When most people think of microfinance (which most people do not), they envision a poor person in a faraway country borrowing a few bucks to buy a goat. In an article titled “Microlender Forecloses on Goat,” The Onion proves once again that it has its finger on the pulse:
Representatives from One World Finance, a U.S.-based microcredit provider, confirmed Monday that they had initiated foreclosure proceedings on a goat in southern India following a borrower’s repeated failure to make her $2.20 monthly loan payments. “I tried to work with Ms. [Subha] Thangam on this, but once she fell a full $6.10 behind, I had to repossess the goat,” said loan officer Michael Conrad, who stated that he was just doing his job and that it was “not [his] fault” if certain subsistence farmers were living beyond their means. “I’d love to recoup the entire $22 loan at auction, but given the glut of foreclosed and abandoned goats in the area, I’d be lucky to get even half that.” Conrad also acknowledged that the owner had left the goat in “pretty bad shape” and had even stripped it of its hair for potential resale on the paintbrush market.
The article uses microfinance as an allegory for the housing and foreclosure crisis in the United States.
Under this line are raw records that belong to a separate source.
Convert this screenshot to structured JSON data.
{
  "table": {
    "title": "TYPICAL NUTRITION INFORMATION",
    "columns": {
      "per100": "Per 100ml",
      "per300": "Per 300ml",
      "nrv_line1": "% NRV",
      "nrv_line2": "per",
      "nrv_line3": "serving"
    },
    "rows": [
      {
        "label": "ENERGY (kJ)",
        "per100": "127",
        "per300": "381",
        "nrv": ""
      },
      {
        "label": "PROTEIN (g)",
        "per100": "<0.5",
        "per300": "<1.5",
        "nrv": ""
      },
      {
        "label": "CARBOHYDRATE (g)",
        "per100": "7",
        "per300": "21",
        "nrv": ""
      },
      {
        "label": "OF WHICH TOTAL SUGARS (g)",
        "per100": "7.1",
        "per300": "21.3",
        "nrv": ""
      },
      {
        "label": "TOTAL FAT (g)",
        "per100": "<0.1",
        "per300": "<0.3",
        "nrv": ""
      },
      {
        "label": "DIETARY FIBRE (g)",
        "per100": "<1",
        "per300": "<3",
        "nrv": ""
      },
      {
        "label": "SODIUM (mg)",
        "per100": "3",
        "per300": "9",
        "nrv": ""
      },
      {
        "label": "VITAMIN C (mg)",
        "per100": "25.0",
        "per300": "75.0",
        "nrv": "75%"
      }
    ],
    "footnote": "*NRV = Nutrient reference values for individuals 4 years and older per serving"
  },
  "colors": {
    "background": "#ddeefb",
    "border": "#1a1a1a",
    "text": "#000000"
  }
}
But, in parts of the world right now, microfinance is starting to look more and more like the recklessly over-extended financial sector prior to the economic meltdown in 2008. In India, in particular, analysts are concerned that the glut of investment in the microfinance sector over the last several years could be feeding a bubble similar to that of the subprime mortgage in the U.S.
When I was in the Philippines, I attended a few microfinance conferences and had the chance to speak with representatives from a few microfinance investment funds from India and elsewhere. In the eyes of investors, the Philippines could be the next big thing. The microfinance market in India is overheated, they’d say, with a slate of recent IPOs and a huge amount of private capital flowing into the industry. Collectively, the portfolio size of all the microfinance institutions in India grew from $252 million to over $2.5 billion in less than two years. There are tens of thousands of organizations offering microfinance services, but fewer than a hundred have the scale to tap into the capital markets. A dearth of good investments and an increase in the number of funders has probably driven up the price for good MFIs and simultaneously forced investors to look down-market at institutions they might not have considered in the past.